Matt Kuchar is looking exceptionally good in his usual understated way; he has often challenged at the Masters before and will be a serious contender this year as well. He, sort of, comes in a bit under the radar, and should he be a real possibility in the final nine, the shouts of “Koooch” from appreciative patrons will rend the air.
Last year’s champion Garcia is out of the race for sure (unless he shoots a record breaking 62 on the Friday and then repeats that on the weekend); Justin Rose who had lost to him in last year’s playoff, birdied the 18th to reach level par and to indicate his clear intent of rectifying last year’s Green Jacket being virtually ripped off his shoulders. And of course, Phil Mickelson is very much in the running for his own tryst with destiny.

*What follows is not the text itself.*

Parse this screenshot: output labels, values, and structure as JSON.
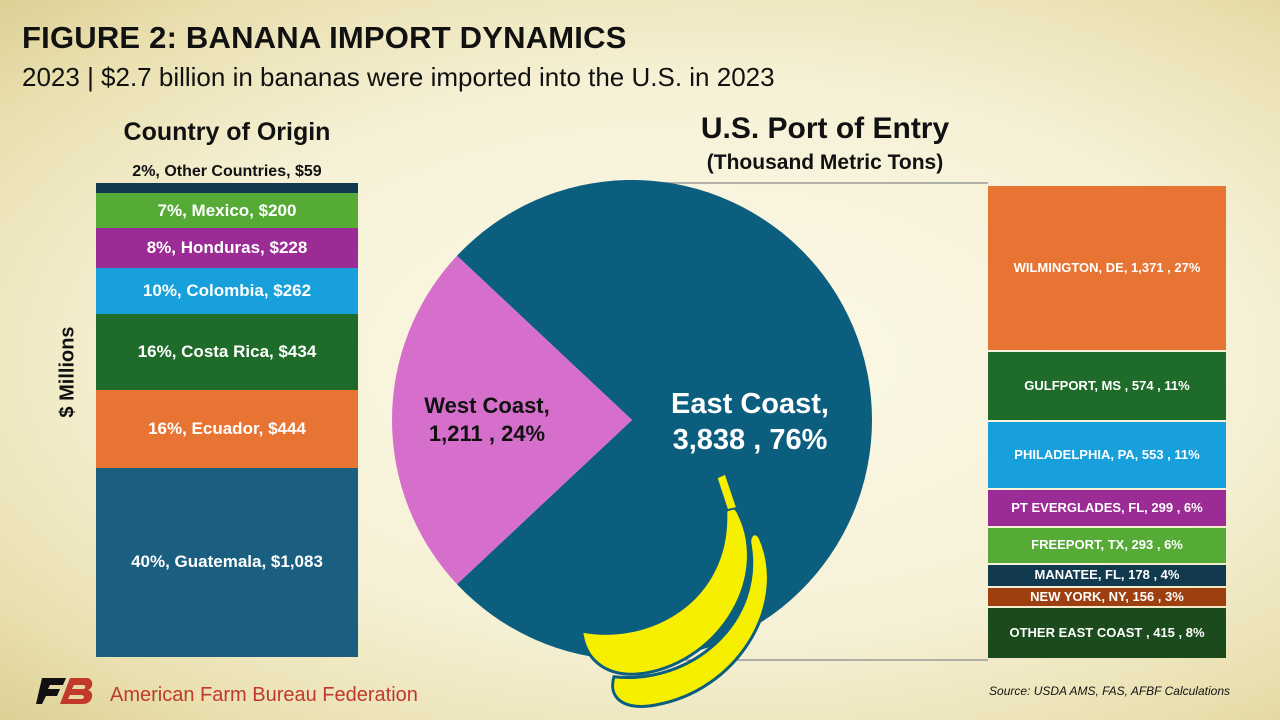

Despite the fact that the playing conditions were sunny and perfect with not much wind, there were only 20 out of 87 players who shot under par. The greens were faster than during the practice rounds and the pin positions such that really low scoring was difficult. On Sunday they will be even more strategically located where precise placement of approach shots will be rewarded and anything even a foot or two off may drift 60-70 feet away into three putt territory.
The stage is being set by the puppeteers according to the script that is written by the ultimate dramatist. He (she) will weigh and measure each man’s worthiness and determine how the slings and arrows of outrageous misfortune might evade the selected winner. That gauntlet, through which all challengers must pass, is being prepared even as we retire for the night. The second act is tomorrow; there will be many side stories to the main one which will certainly exclude half this field. Wait and see.